The most common cause of non-independence is systematic errors (errors affecting all measurements equally, causing the different measurements to be highly correlated, so the average is no better than any single measurement). But another cause can be due to the inability of a human observer to round off measurements in a truly random manner. If an experiment is searching for a sidereal variation of some measurement, and if the measurement is rounded off by a human who knows the sidereal time of the measurement, and if hundreds of measurements are averaged to extract a “signal” that is smaller than the apparatus's actual resolution, then it should be clear that this “signal” can come from the non-random round-off, and not from the apparatus itself. In such cases a single-blind experimental protocol is required; if the human observer does not know the sidereal time of the measurements, then even though the round-off is non-random it cannot introduce a spurious sidereal variation.
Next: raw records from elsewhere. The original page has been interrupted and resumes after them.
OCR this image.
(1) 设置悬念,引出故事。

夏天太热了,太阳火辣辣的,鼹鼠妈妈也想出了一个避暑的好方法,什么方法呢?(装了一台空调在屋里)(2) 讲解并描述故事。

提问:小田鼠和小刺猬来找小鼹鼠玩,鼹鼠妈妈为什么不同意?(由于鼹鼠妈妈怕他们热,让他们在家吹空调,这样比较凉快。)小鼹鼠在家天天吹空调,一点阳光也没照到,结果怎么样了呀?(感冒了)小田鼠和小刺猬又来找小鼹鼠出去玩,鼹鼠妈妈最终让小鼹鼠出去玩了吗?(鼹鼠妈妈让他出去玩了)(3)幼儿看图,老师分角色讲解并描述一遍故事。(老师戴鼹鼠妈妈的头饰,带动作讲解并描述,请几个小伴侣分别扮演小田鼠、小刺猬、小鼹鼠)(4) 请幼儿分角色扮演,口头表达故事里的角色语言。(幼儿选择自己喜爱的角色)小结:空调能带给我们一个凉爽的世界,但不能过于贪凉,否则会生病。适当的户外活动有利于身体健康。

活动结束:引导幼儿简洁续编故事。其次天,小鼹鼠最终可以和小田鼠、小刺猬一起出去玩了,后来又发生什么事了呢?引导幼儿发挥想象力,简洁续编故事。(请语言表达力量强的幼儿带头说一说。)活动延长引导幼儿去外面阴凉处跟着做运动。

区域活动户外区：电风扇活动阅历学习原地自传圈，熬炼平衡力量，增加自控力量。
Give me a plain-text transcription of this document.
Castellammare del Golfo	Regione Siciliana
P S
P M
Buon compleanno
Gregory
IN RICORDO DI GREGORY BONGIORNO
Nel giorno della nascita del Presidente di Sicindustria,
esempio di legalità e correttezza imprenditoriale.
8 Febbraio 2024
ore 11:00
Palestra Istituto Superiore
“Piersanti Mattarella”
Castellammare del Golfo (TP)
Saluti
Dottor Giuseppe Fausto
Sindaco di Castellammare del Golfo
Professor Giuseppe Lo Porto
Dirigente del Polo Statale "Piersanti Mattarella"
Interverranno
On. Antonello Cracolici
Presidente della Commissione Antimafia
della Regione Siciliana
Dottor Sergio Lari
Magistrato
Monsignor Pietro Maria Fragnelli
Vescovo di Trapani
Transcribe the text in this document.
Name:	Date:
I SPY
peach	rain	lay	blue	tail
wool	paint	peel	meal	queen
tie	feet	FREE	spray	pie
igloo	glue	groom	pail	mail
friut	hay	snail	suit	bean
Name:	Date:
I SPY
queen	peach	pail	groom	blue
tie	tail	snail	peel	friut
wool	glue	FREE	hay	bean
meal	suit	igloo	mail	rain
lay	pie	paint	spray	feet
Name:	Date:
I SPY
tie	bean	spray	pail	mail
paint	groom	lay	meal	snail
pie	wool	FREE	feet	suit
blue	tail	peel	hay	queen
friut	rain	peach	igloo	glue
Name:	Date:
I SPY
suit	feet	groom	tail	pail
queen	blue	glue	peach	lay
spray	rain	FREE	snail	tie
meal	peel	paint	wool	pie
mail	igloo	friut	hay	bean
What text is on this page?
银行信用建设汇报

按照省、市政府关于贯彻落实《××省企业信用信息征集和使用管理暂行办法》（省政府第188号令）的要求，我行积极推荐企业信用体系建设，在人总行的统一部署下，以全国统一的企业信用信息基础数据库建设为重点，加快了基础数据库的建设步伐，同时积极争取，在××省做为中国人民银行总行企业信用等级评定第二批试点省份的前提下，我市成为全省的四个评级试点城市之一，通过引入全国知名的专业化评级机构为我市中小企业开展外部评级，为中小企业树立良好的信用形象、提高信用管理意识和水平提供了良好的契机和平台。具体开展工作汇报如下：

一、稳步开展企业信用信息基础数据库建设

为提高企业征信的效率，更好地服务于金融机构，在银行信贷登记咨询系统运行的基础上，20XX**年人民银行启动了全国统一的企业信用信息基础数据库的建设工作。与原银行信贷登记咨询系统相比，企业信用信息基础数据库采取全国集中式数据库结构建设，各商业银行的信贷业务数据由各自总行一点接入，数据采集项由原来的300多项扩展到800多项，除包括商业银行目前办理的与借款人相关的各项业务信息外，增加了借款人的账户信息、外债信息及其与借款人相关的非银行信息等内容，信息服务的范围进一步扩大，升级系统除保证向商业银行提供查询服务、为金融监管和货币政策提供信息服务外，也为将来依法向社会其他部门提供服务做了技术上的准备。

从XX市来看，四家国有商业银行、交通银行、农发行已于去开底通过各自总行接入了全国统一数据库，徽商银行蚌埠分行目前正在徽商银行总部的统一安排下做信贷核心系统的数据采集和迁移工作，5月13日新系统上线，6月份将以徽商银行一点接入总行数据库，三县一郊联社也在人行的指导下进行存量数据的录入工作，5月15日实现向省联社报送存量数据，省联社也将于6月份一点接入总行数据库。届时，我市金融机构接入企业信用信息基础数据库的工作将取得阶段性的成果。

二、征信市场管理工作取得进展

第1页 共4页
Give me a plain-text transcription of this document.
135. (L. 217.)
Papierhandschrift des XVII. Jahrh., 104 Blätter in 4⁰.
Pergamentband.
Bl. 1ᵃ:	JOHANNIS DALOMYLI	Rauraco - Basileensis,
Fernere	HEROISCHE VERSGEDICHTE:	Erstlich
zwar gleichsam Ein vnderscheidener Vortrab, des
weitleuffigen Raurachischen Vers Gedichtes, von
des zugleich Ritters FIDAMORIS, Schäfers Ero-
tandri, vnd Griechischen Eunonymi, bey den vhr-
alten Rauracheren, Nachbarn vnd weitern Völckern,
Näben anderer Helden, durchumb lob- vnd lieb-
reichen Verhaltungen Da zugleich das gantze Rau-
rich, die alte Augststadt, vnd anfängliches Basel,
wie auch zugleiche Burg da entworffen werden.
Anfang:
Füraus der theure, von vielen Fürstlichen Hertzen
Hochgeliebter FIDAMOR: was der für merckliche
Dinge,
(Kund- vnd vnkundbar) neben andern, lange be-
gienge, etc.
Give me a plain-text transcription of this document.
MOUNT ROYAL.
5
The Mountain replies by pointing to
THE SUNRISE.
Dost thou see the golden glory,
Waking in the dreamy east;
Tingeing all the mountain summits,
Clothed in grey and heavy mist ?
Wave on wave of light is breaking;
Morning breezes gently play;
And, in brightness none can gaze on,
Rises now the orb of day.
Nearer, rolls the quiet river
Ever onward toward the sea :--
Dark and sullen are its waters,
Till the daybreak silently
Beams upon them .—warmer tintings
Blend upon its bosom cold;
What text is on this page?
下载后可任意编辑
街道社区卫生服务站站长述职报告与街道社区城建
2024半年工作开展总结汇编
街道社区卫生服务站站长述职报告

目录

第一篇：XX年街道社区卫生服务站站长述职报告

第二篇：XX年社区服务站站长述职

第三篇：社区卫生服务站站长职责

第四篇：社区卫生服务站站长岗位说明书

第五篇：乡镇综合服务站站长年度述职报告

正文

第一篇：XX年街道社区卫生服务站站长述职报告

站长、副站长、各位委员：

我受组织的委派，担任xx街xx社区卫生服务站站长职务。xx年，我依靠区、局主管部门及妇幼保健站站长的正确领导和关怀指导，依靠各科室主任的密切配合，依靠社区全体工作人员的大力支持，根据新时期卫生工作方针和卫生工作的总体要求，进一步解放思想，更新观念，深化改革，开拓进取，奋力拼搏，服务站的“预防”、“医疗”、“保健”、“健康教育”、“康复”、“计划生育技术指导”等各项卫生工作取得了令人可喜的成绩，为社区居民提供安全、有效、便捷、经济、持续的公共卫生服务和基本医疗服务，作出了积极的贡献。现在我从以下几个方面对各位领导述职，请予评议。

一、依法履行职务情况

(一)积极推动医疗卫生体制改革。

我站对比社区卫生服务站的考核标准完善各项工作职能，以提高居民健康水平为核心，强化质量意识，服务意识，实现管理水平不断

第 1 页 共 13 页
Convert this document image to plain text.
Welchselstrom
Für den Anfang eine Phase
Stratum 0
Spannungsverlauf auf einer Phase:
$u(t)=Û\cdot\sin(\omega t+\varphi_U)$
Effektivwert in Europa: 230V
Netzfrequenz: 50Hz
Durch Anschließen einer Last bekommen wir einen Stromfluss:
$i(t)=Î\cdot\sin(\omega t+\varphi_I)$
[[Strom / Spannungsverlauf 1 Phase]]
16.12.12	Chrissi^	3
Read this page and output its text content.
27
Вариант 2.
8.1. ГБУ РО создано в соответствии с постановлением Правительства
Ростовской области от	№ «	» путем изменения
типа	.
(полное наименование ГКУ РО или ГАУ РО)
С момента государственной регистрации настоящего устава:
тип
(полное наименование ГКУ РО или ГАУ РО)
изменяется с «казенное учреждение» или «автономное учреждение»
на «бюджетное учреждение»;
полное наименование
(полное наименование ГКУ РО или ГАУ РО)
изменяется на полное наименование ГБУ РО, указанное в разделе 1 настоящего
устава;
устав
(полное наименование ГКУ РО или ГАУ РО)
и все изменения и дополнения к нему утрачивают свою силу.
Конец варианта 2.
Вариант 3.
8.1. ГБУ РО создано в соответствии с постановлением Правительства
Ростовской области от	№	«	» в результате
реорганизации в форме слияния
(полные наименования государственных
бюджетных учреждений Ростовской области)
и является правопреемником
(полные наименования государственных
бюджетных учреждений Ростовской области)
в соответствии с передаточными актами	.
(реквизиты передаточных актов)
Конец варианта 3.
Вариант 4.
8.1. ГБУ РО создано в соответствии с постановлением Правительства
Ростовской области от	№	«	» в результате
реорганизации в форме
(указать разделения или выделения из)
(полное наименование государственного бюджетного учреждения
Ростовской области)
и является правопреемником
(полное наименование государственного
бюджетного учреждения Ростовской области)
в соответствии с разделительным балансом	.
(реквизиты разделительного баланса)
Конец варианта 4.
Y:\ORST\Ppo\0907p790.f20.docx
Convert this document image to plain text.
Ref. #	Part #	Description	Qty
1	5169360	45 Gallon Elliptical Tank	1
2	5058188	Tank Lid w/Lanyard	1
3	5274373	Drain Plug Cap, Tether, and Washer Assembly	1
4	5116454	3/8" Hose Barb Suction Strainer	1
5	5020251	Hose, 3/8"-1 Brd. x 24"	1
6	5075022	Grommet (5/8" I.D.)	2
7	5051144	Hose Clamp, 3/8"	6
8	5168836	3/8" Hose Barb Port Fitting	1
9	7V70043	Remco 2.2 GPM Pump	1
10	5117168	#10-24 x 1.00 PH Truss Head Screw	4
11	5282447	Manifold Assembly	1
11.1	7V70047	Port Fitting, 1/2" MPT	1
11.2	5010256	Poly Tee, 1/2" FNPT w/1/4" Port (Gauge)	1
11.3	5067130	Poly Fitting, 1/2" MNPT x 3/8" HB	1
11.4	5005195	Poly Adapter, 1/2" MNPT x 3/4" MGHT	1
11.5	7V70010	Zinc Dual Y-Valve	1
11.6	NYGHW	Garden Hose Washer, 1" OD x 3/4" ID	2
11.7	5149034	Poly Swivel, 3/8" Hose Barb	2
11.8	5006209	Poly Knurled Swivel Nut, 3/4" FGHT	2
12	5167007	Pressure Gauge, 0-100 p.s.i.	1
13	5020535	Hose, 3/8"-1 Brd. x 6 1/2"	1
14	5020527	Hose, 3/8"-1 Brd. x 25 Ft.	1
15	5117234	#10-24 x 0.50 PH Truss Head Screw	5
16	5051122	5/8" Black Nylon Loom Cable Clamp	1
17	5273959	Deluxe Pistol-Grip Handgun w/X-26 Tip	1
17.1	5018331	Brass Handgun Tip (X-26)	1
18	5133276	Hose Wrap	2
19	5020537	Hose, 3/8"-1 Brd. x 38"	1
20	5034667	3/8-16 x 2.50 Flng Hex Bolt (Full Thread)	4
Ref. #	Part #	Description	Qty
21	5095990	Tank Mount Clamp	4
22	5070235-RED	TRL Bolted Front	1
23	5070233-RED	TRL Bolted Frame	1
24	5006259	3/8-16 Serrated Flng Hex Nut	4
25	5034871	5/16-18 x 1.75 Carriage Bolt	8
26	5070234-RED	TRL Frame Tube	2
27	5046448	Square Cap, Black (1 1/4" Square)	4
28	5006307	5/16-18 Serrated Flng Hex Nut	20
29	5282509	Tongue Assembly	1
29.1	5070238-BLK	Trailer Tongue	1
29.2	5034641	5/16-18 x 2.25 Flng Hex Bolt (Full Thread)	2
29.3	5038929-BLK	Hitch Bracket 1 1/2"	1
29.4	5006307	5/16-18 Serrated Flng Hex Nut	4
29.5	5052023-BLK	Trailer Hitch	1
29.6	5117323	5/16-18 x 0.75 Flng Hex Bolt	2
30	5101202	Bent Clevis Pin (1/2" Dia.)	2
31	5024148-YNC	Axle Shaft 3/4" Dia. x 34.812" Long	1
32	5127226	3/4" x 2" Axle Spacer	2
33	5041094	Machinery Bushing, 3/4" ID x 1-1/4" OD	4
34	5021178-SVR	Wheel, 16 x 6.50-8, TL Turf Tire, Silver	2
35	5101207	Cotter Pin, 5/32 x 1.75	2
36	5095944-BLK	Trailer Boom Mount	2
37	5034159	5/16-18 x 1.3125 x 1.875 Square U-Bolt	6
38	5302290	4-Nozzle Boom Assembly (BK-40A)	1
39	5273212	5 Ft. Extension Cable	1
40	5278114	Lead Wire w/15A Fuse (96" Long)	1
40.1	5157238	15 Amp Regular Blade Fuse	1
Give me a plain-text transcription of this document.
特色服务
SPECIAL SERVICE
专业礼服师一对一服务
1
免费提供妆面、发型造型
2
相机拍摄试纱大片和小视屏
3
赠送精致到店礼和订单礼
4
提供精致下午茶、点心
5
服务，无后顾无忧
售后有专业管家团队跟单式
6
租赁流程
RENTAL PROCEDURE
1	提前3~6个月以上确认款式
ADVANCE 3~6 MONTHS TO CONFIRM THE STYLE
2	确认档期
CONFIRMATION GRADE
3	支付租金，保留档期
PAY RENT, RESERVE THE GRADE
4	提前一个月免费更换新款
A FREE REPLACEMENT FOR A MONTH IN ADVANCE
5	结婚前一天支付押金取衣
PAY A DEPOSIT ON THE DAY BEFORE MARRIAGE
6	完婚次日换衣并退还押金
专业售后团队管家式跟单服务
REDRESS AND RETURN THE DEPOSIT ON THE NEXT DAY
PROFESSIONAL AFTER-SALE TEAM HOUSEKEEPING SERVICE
Note that modern electronic and/or computerized data acquisition techniques have greatly reduced the likelihood of such bias, but it can still be introduced by a poorly designed analysis technique. Experimenter's bias was not well recognized until the 1950s and 1960s, and then it was primarily in medical experiments and studies. Its effects on experiments in the physical sciences have not always been fully recognized. Several experiments referenced above were clearly affected by it.
There are two very different aspects of publication bias:
- Unpopular or unexpected results may not be published because either the original experimenters or some journal referees have misgivings or reservations about the results, based on the results themselves and not any independent evaluation of experimental procedures or technique.
- Expected experimental results may not be published because either the original experimenters or some journal referees do not consider them interesting enough to merit publication.
In both cases the experimental record in the literature does not fully and accurately reflect the actual experiments that have been performed. Both of these effects clearly affect the literature on experimental tests of SR. This second aspect is one reason why this list of experiments is incomplete; there have probably been many hundreds of unpublished experiments that agree with SR.
Note that this does not include papers that are rejected for other reasons, such as: inappropriate subject or style, major internal inconsistencies, or downright incompetence on the part of authors or experimenters. Such rejections are not bias, they are the proper functioning of a peer-reviewed journal.